Greenspan says the government should bail out struggling homeowners:
Greenspan Says He Favors a Government Bailout for Homeowners, by Steve Matthews, Bloomberg: Former Federal Reserve Chairman Alan Greenspan said he favors spending U.S. government money to bail out mortgage borrowers who risk losing their homes because they can't make payments.
Greenspan, speaking on ABC's ''This Week'' program aired today, said cash bailouts, while creating a larger budget deficit, have the advantage of helping homeowners without distorting property prices or interest-rates on mortgages.
''Cash is available and we should use that in larger amounts, as is necessary, to solve the problems of the stress of this,'' Greenspan said. ''It's far less damaging to the economy to create a short-term fiscal problem, which we would, than to try to fix the prices of homes or interest rates. If you do that, it'll drag this process out indefinitely.''
Greenspan's suggested approach differs from that of Treasury Secretary Henry Paulson, who negotiated a freeze on the interest rates of some subprime mortgages without pledging any government money to help homeowners or banks.
The WSJ Economics blog has more. Greenspan is asked next if there needs to be a bias toward activism right now:
It depends what you mean by activism. If you mean doing something that works, absolutely. If you mean doing something just for the sake of perceptions, that’s very costly. I don’t know if [infusing cash] would work, but it would certainly help people — it would help their incomes; it would help their personal state, without affecting the structure of the way markets are behaving and the way adjustment process is going on. It’s very critical that this thing reach a selling climax — if I may put it in other words, exhaust itself. It’s only when the markets are perceived to have exhausted themselves on the downside that they turn. Trying to prevent them from going down just merely prolongs the agony.

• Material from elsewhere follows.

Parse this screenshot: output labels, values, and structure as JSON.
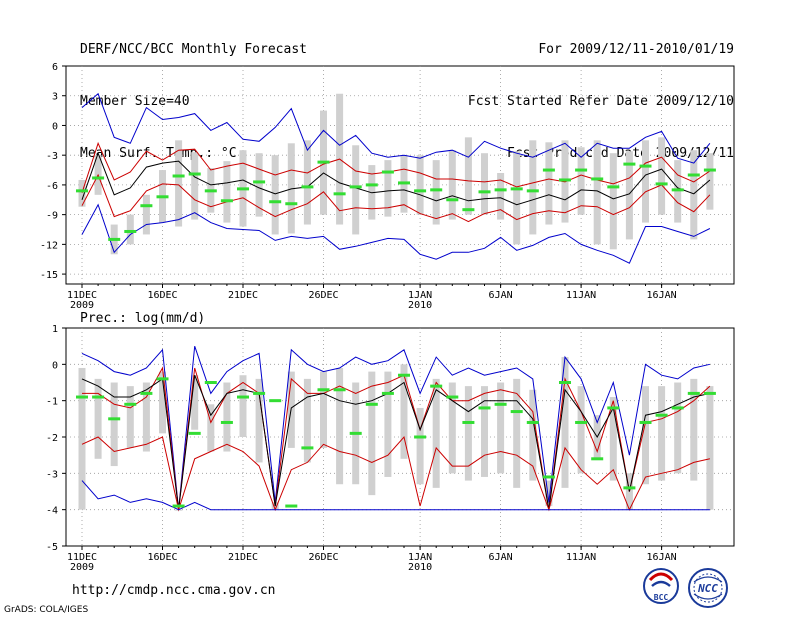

I don't understand how an infusion of cash to help struggling homeowners would leave the speed at which the housing market corrects unaffected. And maybe it shouldn't. The point of stabilization policy is to smooth business cycles, and it may be that smoothing the adjustment process over time, i.e. preventing a sudden drop through policy intervention, makes the bottom of the market higher higher than it was before. If so, then intervention does make the adjustment take longer, but it is not as severe. Greenspan also says "cash is available." From whom or from where? He's talking about creating a deficit through fiscal policy, so I'm guessing he means fiscal policy - broad based tax cuts in particular (though I've argued that increased spending works better than tax cuts for these problems) - not money directly given directly and solely to struggling homeowners, but its hard to tell from what he says. Atrios also comments.